İzole olsak da, sosyal mesafe koysak da bir yürek olmanın değerini hatırladık.
“Çayı koy geliyorum.” / “Çayı koydum, gel.”in kıymetini kavradık.
Yarının belki olmadığını, bugünün son olabileceğinin ürpertisiyle sarsıldık.
Paranın, makamın, çevrenin, güzelliğin, hırsın, soyun sopun bir son nefeslik olduğunu; tevazunun, insanlığın, kadir kıymet bilmenin, vefanın, merhametin, cömertliğin her şeyin üstünde olduğunu bir kez daha fark ettik.
Evet, artık hiçbir şey aynı olmayacak.
Bu kriz bizi ya büsbütün birbirimize bağlayacak ya da tümden koparacak.
Hastalıkta sağlıkta, ölüm bizi ayırana kadar bugünü son bilip kenetlenme zamanıdır şimdi.
Kafka’nın da dediği gibi “Ölümün olduğu bu dünyada hiçbir şey çok da ciddi değildir aslında.”
Bu salgından bir yüzyıllara meydan okuyan bir edebi eser çıkar mı bilmem ama çokça mizah, biraz kaygı, temizlik takıntısı, steril yaşamlar, yenilenmiş bir Türk mutfağı ve modernize olmuş sosyal hayat, belki yeni bir dünya düzeni kalacak.

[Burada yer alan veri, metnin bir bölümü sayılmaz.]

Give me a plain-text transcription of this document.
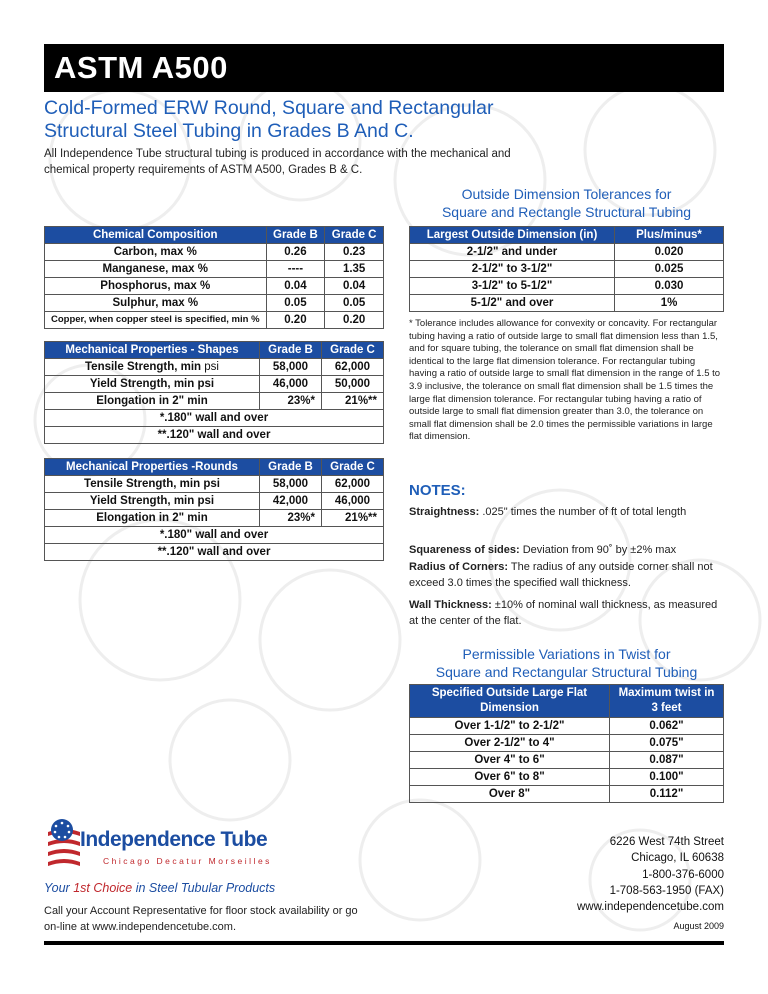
ASTM A500
Cold-Formed ERW Round, Square and Rectangular
Structural Steel Tubing in Grades B And C.
All Independence Tube structural tubing is produced in accordance with the mechanical and chemical property requirements of ASTM A500, Grades B & C.
Chemical Composition	Grade B	Grade C
Carbon, max %	0.26	0.23
Manganese, max %	----	1.35
Phosphorus, max %	0.04	0.04
Sulphur, max %	0.05	0.05
Copper, when copper steel is specified, min %	0.20	0.20
Mechanical Properties - Shapes	Grade B	Grade C
Tensile Strength, min psi	58,000	62,000
Yield Strength, min psi	46,000	50,000
Elongation in 2" min	23%*	21%**
*.180" wall and over		
**.120" wall and over		
Mechanical Properties -Rounds	Grade B	Grade C
Tensile Strength, min psi	58,000	62,000
Yield Strength, min psi	42,000	46,000
Elongation in 2" min	23%*	21%**
*.180" wall and over		
**.120" wall and over		
Outside Dimension Tolerances for
Square and Rectangle Structural Tubing
Largest Outside Dimension (in)	Plus/minus*
2-1/2" and under	0.020
2-1/2" to 3-1/2"	0.025
3-1/2" to 5-1/2"	0.030
5-1/2" and over	1%
* Tolerance includes allowance for convexity or concavity. For rectangular tubing having a ratio of outside large to small flat dimension less than 1.5, and for square tubing, the tolerance on small flat dimension shall be identical to the large flat dimension tolerance. For rectangular tubing having a ratio of outside large to small flat dimension in the range of 1.5 to 3.9 inclusive, the tolerance on small flat dimension shall be 1.5 times the large flat dimension tolerance. For rectangular tubing having a ratio of outside large to small flat dimension greater than 3.0, the tolerance on small flat dimension shall be 2.0 times the permissible variations in large flat dimension.
NOTES:
Straightness: .025" times the number of ft of total length
Squareness of sides: Deviation from 90˚ by ±2% max
Radius of Corners: The radius of any outside corner shall not exceed 3.0 times the specified wall thickness.
Wall Thickness: ±10% of nominal wall thickness, as measured at the center of the flat.
Permissible Variations in Twist for
Square and Rectangular Structural Tubing
Specified Outside Large Flat Dimension	Maximum twist in 3 feet
Over 1-1/2" to 2-1/2"	0.062"
Over 2-1/2" to 4"	0.075"
Over 4" to 6"	0.087"
Over 6" to 8"	0.100"
Over 8"	0.112"
Independence Tube
Chicago Decatur Morseilles
Your 1st Choice in Steel Tubular Products
Call your Account Representative for floor stock availability or go on-line at www.independencetube.com.
6226 West 74th Street
Chicago, IL 60638
1-800-376-6000
1-708-563-1950 (FAX)
www.independencetube.com
August 2009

"Mutluluk, bir yerde ve her yerde hiçbir şey beklemeden dünyayı, insanları sevmektir." der Camus.
Belki daha çok seveceğiz insanları.
20. yüzyılın önde gelen psikiyatrlarından Viktor Frankl "Gerçekten ihtiyaç duyulan şey, yaşama yönelik tutumumuzdaki temel bir değişmeydi. Yaşamdan ne beklediğimizin gerçekten önemli olmadığını, asıl önemli olan şeyin yaşamın bizden ne beklediği olduğunu öğrenmemiz ve dahası umutsuz insanlara öğretmemiz gerekiyordu. Yaşamın anlamı hakkında sorular sormayı bırakmamız, bunun yerine kendimizi yaşam tarafından her gün, her saat sorgulanan birileri olarak düşünmemiz gerekirdi. Yanıtımızın konuşma ya da meditasyondan değil, doğru eylemden ve doğru yaşam biçiminden oluşması gerekiyordu. Nihai anlamda yaşam, sorunlara doğru çözümler bulmak ve her birey için kesintisiz olarak koyduğu görevleri yerine getirme sorumluluğunu almak anlamına gelir." derken belki de bu günleri kastediyordu.